Sharing your USI and VET transcript
Read about providing your VET transcript to your training organisations.
Privacy information for education or training providers
Education or training providers applying for a USI on behalf of an individual must give them a privacy notice explaining how their personal information will be used.
The Student Identifiers Registrar
The Registrar is bound by the Australian Privacy Principles (APPs) in the Privacy Act 1988.
The Act regulates how agencies collect, use, disclose, and store personal information and how people can access and correct their records and information.

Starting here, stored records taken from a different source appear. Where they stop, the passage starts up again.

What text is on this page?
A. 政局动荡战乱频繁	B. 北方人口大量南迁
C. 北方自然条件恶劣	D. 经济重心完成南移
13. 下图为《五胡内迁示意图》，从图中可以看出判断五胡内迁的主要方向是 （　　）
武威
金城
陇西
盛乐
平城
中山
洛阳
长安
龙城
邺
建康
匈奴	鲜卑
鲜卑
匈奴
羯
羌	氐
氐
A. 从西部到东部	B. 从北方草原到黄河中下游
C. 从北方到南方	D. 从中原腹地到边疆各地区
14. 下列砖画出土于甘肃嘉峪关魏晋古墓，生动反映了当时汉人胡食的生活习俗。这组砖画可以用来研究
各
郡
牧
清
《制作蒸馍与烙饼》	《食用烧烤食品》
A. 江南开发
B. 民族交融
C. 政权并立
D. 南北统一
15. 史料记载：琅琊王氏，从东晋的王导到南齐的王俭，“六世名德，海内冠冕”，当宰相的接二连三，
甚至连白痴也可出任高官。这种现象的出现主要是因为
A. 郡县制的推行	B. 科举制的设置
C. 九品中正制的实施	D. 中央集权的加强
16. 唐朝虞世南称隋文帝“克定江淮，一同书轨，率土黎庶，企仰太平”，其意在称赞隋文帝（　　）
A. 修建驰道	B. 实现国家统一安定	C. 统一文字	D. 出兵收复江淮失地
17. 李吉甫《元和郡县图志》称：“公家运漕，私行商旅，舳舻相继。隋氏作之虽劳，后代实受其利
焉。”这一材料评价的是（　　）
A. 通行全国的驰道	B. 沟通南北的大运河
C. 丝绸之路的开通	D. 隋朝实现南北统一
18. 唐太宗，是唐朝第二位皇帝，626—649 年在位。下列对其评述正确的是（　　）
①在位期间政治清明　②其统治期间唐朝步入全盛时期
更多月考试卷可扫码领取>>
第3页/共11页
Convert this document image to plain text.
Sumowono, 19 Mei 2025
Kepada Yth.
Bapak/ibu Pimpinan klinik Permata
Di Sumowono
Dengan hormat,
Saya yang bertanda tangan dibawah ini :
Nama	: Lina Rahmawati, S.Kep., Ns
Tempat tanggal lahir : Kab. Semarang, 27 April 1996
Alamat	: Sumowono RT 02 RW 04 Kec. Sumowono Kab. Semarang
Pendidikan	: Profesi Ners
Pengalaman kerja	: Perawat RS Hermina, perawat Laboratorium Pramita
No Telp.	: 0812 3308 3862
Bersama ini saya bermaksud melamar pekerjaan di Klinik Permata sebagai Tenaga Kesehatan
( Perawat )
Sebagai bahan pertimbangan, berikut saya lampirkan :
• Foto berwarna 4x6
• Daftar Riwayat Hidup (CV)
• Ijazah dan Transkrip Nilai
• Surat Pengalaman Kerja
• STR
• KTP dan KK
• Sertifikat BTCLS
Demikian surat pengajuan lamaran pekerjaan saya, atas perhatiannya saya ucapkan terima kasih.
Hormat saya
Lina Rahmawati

The Student Identifiers Registrar’s Privacy Policy explains how information is protected, how to make a complaint about a breach of privacy, and how complaints are handled.
The Information Commissioner
The Act gives the Information Commissioner the power to investigate privacy breaches resulting from:
- failure to destroy information collected during the USI application process
- failure to protect USI records
- unauthorised collection, use, or disclosure of USIs.
The Act also gives the Information Commissioner the power to assess if the Registrar is properly maintaining or handling USIs.
The Information Commissioner can impose sanctions against anyone in breach of these laws.
Account security
A key principle of the USI initiative is that people control access to their USI account.
The USI can be created by an individual or they can authorise a third party to create one on their behalf.
The Provide your USI option includes a ‘Set up access to your USI account/permissions' function.
This allows people to give training and other authorised organisations permission to view their USI account and VET transcript or update their details.
Permission can be changed or cancelled at any time.
When updates to a USI account are made, the account owner is informed via their preferred contact method.
USI collection, use, and disclosure
The Student Identifiers Act 2014 (the Act) prevents anyone other than the USI account owner from collecting, using or disclosing USI information without consent unless permitted by the Act.
Purposes permitted by the Act include:
- enabling the Registrar to perform their functions
- research related to education or training that meets requirements specified by the Ministerial Council
- law enforcement purposes or in case of unlawful activities
- as authorised by the Student Identifiers Act 2014 (the Act).
The Act authorises various third parties to collect, use, and disclose USI data concerned with:
- delivery
- funding
- development
- regulation or administration of training
- preparation of statistics relating to training such as schools, registered training organisations, regulatory authorities, Commonwealth or state and territory agencies.
The Act requires third parties protect USI information from misuse, interference and loss or unauthorised access, modification, and disclosure.
The Act also states a USI account holder can’t consent to another party using their USI for any purpose.